First as to Horner and Lagrange. We know that between the limits β, α there lies one, and only one, real root of the equation; ƒ(β) and ƒ(α) have therefore opposite signs. Suppose any intermediate value is θ; in order to determine by Sturm’s theorem whether the root lies between β, θ, or between θ, α, it would be quite unnecessary to calculate the signs of ƒ(θ),ƒ′(θ), ƒ2(θ) ...; only the sign of ƒ(θ) is required; for, if this has the same sign as ƒ(β), then the root is between β, θ; if the same sign as ƒ(α), then the root is between θ, α. We want to make θ increase from the inferior limit β, at which ƒ(θ) has the sign of ƒ(β), so long as ƒ(θ) retains this sign, and then to a value for which it assumes the opposite sign; we have thus two nearer limits of the required root, and the process may be repeated indefinitely.
Horner’s method (1819) gives the root as a decimal, figure by figure; thus if the equation be known to have one real root between 0 and 10, it is in effect shown say that 5 is too small (that is, the root is between 5 and 6); next that 5.4 is too small (that is, the root is between 5.4 and 5.5); and so on to any number of decimals. Each figure is obtained, not by the successive trial of all the figures which precede it, but (as in the ordinary process of the extraction of a square root, which is in fact Horner’s process applied to this particular case) it is given presumptively as the first figure of a quotient; such value may be too large, and then the next inferior integer must be tried instead of it, or it may require to be further diminished. And it is to be remarked that the process not only gives the approximate value α of the root, but (as in the extraction of a square root) it includes the calculation of the function ƒ(α), which should be, and approximately is, = 0. The arrangement of the calculations is very elegant, and forms an integral part of the actual method. It is to be observed that after a certain number of decimal places have been obtained, a good many more can be found by a mere division. It is in the progress tacitly assumed that the roots have been first separated.
Lagrange’s method (1767) gives the root as a continued fraction a + 1/b + 1/c + ..., where a is a positive or negative integer (which may be = 0), but b, c, ... are positive integers. Suppose the roots have been separated; then (by trial if need be of consecutive integer values) the limits may be made to be consecutive integer numbers: say they are a, a + 1; the value of x is therefore = a + 1/y, where y is positive and greater than 1; from the given equation for x, writing therein x = a + 1/y, we form an equation of the same order for y, and this equation will have one, and only one, positive root greater than 1; hence finding for it the limits b, b + 1 (where b is = or > 1), we have y = b + 1/z, where z is positive and greater than 1; and so on—that is, we thus obtain the successive denominators b, c, d ... of the continued fraction.
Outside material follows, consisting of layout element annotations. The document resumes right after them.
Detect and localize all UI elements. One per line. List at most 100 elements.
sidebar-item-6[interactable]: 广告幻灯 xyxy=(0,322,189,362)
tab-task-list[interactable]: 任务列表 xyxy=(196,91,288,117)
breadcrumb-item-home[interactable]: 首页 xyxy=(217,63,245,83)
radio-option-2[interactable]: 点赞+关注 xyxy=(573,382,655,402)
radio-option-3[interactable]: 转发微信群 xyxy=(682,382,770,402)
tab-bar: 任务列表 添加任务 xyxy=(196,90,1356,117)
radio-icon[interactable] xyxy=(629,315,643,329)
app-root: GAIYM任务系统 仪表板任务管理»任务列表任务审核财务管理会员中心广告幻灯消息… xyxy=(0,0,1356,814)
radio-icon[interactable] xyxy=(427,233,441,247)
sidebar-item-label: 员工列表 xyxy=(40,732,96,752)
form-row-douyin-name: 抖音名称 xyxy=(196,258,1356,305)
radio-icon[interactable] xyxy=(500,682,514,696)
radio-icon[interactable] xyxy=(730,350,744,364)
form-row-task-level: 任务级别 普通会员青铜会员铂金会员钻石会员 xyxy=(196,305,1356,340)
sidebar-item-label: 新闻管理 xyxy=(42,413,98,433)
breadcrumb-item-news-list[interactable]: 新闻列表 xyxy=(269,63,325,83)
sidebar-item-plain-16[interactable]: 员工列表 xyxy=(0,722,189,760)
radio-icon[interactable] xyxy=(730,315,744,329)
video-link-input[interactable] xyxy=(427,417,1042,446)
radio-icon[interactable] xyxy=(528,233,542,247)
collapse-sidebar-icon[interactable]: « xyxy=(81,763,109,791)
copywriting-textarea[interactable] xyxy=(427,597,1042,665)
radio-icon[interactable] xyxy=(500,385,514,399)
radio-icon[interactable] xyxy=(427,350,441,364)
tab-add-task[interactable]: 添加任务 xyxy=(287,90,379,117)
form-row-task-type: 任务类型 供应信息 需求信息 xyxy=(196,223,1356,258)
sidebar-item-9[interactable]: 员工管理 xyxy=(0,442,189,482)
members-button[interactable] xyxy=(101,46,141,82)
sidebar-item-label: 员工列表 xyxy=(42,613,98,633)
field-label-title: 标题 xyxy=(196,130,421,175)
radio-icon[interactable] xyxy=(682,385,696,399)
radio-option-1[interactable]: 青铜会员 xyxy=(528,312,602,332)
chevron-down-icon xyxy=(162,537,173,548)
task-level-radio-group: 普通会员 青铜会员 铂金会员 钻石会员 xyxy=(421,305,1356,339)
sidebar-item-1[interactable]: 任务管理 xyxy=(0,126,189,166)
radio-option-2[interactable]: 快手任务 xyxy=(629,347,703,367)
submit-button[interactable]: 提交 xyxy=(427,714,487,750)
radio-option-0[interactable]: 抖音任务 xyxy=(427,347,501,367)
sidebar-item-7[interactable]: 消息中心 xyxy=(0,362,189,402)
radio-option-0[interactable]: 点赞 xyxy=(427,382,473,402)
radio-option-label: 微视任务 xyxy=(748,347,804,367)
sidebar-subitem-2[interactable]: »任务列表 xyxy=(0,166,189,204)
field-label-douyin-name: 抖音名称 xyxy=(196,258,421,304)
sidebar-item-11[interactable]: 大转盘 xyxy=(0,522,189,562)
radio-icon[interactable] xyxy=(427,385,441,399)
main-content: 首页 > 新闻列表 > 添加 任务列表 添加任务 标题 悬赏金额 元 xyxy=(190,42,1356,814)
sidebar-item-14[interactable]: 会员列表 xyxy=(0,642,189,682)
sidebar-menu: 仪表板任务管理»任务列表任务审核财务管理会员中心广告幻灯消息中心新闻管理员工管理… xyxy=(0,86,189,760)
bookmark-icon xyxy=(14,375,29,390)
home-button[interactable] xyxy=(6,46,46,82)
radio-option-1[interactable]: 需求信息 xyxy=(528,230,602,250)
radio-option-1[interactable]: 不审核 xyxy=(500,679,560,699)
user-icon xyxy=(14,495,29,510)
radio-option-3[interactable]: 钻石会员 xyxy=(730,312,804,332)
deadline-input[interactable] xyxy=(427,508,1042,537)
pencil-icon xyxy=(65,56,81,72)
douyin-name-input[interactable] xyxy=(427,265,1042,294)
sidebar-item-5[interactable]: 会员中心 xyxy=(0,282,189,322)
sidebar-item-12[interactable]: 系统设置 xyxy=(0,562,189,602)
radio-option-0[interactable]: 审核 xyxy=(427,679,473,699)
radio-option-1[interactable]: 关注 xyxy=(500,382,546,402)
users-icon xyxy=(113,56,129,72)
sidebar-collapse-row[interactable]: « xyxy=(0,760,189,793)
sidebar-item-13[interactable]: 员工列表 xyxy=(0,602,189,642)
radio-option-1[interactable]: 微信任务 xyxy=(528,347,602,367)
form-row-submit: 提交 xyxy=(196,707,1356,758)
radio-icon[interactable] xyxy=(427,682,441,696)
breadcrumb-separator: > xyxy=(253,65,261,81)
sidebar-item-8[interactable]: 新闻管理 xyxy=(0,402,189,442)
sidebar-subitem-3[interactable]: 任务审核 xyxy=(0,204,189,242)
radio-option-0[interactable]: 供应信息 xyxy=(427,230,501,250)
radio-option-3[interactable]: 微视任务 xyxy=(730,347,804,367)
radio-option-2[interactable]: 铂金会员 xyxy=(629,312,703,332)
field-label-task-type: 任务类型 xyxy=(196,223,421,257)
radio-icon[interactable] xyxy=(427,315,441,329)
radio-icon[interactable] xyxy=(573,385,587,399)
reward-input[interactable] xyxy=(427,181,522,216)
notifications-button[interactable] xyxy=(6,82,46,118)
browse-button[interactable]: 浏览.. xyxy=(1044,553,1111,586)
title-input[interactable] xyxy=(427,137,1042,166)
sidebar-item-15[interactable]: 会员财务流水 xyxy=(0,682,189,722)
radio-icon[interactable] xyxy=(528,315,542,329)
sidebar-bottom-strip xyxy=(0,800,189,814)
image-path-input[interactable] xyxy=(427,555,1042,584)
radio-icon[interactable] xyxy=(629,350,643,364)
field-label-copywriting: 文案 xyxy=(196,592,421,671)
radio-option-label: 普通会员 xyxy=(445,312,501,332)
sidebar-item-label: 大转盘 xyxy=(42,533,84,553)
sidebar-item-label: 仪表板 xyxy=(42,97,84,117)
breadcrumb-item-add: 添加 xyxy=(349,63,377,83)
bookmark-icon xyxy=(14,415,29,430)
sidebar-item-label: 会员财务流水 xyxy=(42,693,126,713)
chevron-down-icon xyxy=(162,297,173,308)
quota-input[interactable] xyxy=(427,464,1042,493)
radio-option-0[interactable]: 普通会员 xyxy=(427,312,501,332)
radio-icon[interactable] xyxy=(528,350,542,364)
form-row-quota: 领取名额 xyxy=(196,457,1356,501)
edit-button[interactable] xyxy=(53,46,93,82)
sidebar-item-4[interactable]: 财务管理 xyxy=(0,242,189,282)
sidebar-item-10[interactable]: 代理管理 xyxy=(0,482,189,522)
The method is theoretically very elegant, but the disadvantage is that it gives the result in the form of a continued fraction, which for the most part must ultimately be converted into a decimal. There is one advantage in the method, that a commensurable root (that is, a root equal to a rational fraction) is found accurately, since, when such root exists, the continued fraction terminates.
6. Newton’s method (1711), as perfected by Fourier(1831), may be
- ↑ The third edition (1826) is a reproduction of that of 1808; the first edition has the date 1798, but a large part of the contents is taken from memoirs of 1767–1768 and 1770–1771.